Four legislators from Tajikistan visited UVSC as part of an international exchange program that brought them to Utah from Dec. 6-14, 2007.

The legislators came to the Beehive State to study human rights, democracy-building, legislative process, and religious tolerance, meeting with political leaders, including Rep. Chris Cannon (R-Utah), State Sen. John Valentine (R-Orem) and U.S. Attorney Brett Tolman.

Alex Stecker, a senior lecturer at UVSC involved with the delegation’s visit, said the Tajik legislators visited Utah to find out what changes they need to make to their current system of government.

An emerging country located in Central Asia, just north of Afghanistan, Tajikistan has a fragile economy and is struggling with issues such as drug trafficking, lack of infrastructure, and vocational education.

The delegates came as part of the Library of Congress’ Open World Program, which facilitates exchanges with former Soviet republics to "strengthen their friendship and cooperation with the American people."

Stecker said that by the delegation visiting Utah, not only could they learn to better help their country, but Utahns could also learn from them.

"Exchange is not one-sided. It’s two-sided," Stecker said. "We need to know about that part of the world. They need to study us."

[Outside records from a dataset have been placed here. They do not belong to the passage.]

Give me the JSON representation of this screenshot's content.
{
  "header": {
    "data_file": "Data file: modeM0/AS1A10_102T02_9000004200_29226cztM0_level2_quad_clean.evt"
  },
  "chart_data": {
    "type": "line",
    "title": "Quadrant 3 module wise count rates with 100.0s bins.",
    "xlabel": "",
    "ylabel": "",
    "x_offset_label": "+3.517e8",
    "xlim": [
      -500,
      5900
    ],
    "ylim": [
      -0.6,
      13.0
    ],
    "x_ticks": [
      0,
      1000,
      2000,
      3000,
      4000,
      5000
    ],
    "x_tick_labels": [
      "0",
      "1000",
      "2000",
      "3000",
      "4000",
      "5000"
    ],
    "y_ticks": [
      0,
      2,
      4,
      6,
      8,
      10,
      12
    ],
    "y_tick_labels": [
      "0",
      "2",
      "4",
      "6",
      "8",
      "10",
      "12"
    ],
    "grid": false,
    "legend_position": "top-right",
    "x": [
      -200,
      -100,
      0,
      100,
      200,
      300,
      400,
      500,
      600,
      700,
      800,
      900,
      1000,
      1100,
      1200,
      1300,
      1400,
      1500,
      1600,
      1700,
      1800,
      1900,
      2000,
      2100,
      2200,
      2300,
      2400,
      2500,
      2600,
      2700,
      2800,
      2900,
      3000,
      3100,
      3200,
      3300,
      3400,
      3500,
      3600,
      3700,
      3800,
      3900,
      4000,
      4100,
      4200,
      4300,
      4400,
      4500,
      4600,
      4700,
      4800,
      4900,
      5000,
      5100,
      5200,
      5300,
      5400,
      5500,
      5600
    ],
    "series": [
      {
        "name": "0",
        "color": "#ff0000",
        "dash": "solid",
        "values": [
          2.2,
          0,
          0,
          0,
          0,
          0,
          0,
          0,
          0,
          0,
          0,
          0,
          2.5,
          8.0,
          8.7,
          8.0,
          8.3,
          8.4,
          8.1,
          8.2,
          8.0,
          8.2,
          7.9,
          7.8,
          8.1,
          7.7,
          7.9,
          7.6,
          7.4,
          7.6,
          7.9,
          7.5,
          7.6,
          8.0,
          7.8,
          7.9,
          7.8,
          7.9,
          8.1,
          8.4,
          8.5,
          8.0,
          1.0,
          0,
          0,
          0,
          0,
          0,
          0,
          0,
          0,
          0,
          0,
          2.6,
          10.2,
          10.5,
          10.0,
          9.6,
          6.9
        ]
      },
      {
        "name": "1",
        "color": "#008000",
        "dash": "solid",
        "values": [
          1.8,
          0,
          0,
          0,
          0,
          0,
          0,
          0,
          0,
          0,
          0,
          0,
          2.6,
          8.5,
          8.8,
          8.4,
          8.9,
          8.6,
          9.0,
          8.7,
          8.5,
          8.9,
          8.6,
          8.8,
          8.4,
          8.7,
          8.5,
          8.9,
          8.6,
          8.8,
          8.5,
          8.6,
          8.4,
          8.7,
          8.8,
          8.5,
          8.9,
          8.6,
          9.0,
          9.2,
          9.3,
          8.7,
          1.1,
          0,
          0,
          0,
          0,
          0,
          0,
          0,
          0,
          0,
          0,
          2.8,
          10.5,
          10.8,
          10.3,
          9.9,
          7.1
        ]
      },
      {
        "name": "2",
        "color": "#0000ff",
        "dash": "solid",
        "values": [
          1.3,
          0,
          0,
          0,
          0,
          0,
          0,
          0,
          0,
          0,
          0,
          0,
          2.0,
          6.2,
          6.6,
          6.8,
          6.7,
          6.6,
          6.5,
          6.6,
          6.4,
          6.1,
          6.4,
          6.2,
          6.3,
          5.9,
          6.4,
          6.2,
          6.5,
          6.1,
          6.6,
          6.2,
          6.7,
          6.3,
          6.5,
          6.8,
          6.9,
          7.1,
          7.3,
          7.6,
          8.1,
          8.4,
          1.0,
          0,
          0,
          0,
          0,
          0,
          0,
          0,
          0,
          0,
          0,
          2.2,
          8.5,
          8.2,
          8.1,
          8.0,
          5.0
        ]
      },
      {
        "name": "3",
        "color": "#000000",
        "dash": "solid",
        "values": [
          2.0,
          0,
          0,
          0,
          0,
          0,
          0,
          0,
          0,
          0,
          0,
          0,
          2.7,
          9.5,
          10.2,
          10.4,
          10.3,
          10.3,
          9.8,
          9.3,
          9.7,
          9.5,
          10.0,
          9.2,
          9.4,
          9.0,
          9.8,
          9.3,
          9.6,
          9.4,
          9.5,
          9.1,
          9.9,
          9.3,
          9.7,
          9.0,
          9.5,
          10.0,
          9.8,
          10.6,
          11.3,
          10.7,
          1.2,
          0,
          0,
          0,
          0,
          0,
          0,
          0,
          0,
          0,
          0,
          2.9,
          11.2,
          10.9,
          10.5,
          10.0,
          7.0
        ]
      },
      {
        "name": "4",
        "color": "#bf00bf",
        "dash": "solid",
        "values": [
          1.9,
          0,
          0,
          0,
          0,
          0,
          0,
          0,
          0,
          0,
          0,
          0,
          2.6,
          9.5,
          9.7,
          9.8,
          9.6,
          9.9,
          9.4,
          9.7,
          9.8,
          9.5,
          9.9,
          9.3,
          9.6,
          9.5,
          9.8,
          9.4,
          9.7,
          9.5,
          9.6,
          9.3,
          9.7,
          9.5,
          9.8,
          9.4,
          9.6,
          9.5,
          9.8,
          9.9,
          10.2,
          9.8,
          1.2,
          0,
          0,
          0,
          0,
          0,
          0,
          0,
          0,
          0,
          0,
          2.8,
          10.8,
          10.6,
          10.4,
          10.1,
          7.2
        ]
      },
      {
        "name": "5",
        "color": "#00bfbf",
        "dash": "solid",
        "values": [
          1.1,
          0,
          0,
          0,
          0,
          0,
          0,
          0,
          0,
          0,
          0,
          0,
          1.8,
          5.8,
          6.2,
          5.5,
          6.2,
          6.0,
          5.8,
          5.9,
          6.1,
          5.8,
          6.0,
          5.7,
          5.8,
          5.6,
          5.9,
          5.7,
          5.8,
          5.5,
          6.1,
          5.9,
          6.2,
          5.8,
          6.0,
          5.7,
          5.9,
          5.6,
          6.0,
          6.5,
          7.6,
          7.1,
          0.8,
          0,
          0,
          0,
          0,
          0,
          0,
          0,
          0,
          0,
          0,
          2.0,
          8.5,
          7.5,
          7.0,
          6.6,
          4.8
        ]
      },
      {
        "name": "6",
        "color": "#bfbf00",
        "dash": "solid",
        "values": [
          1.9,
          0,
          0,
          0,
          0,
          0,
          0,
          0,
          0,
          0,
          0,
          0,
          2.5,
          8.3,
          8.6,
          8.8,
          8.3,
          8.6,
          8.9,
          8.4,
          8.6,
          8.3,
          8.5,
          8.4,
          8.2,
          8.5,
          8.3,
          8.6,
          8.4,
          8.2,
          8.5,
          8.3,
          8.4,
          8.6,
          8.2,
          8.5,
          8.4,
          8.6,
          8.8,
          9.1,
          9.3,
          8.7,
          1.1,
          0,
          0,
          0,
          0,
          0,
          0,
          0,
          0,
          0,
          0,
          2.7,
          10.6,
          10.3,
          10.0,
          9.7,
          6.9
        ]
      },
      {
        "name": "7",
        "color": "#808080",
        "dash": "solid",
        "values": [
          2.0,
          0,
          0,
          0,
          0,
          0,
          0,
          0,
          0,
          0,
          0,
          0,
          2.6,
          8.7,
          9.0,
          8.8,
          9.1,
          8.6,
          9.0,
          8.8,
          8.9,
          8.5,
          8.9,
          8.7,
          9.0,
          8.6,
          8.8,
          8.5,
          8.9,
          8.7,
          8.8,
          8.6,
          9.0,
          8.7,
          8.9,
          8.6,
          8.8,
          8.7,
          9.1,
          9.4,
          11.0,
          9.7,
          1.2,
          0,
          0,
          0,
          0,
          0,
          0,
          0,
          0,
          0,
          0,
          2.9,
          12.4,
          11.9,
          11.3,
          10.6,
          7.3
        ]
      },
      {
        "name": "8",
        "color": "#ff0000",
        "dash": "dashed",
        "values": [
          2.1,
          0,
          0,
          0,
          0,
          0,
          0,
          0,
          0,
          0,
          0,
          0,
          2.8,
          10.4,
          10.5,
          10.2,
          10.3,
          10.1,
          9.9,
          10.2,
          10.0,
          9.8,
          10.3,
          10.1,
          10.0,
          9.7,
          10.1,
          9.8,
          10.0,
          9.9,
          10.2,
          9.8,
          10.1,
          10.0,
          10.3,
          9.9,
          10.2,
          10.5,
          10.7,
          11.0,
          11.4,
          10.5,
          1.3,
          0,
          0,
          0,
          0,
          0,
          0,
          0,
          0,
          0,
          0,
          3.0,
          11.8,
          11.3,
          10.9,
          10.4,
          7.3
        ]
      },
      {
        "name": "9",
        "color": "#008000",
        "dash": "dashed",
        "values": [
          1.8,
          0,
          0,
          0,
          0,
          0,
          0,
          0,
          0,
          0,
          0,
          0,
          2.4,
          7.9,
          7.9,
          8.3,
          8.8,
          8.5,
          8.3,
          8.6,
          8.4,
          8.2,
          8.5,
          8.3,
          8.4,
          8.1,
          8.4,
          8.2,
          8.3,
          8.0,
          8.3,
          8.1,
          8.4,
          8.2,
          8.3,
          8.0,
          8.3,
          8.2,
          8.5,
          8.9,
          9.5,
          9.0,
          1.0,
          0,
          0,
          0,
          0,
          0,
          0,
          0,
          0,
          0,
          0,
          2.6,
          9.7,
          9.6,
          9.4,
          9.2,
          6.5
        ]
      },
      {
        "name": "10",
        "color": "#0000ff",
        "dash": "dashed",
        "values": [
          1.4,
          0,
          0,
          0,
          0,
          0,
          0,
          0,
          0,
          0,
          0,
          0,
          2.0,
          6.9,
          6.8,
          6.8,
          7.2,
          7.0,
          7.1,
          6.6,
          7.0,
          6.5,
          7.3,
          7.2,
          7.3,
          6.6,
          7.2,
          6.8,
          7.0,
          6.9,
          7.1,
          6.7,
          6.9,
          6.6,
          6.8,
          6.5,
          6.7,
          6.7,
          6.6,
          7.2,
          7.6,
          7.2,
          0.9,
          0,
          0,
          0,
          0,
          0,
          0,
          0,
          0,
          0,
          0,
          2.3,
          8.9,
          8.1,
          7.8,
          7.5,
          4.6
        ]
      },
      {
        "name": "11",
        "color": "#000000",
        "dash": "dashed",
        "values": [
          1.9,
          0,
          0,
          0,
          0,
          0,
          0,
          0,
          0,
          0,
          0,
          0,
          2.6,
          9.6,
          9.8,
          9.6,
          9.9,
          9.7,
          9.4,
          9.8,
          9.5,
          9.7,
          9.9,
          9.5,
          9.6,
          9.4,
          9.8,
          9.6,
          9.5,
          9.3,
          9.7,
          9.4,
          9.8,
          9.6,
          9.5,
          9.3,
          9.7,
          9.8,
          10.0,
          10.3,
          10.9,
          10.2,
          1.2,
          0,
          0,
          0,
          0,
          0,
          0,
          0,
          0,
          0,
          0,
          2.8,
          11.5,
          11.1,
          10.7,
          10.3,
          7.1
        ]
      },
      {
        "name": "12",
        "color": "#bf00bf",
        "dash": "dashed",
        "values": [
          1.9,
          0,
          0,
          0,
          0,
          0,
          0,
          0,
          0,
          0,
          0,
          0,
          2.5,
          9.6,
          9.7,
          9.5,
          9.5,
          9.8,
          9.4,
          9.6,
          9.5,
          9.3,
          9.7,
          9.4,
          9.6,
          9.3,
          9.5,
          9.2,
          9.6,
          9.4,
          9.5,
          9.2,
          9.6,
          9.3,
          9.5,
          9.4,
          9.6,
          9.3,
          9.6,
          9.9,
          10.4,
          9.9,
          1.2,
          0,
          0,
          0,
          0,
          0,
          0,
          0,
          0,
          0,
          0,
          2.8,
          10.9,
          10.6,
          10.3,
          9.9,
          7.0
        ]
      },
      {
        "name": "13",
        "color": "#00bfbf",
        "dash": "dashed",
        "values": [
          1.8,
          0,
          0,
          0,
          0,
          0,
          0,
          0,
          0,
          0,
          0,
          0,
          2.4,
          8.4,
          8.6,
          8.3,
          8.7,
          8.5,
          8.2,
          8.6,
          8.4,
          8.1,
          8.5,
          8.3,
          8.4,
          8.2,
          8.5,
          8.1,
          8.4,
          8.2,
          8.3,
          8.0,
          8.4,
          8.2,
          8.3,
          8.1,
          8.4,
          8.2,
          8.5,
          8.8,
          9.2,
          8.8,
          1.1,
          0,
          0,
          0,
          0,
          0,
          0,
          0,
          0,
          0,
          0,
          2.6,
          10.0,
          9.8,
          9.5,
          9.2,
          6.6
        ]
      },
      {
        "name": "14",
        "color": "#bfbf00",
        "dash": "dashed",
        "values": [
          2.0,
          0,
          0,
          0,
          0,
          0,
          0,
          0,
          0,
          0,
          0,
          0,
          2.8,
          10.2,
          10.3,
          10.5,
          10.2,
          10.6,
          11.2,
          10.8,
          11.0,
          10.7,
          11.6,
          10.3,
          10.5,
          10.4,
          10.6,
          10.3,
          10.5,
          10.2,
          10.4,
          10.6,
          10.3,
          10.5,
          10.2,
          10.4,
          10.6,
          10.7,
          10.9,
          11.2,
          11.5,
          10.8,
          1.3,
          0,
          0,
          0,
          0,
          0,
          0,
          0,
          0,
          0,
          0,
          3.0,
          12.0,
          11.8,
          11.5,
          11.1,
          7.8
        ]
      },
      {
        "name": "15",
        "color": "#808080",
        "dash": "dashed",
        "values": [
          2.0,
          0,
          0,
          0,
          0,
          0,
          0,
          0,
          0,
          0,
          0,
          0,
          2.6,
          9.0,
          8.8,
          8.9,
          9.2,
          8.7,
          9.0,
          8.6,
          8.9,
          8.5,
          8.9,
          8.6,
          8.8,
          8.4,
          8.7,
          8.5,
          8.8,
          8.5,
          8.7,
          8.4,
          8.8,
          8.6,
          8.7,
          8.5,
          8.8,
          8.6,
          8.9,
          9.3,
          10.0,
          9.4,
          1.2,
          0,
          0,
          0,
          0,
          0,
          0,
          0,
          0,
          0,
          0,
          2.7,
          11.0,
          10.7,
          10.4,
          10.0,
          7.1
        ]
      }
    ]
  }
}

Accordingly, Cannon and Valentine have accepted invitations to visit Tajikistan next summer. Stecker said the planned exchange represents "a new milestone in cooperation between the legislators of Utah and nations in Central Asia."

Stecker said future goals of the exchange include involving faculty and students, possibly even sending them to Tajikistan.

"A world of good could be done if we sent students over there," Stecker said, explaining that it would bring a different perspective for both sides.

Stecker and other organizers are currently trying to obtain a grant for a vocational education exchange between UVSC and Central Asian countries like Tajikistan. The program would focus on teaching trades such as repair and mining.

"We’ve got some great programs here," Stecker said. "These countries are emerging, and we need to help them."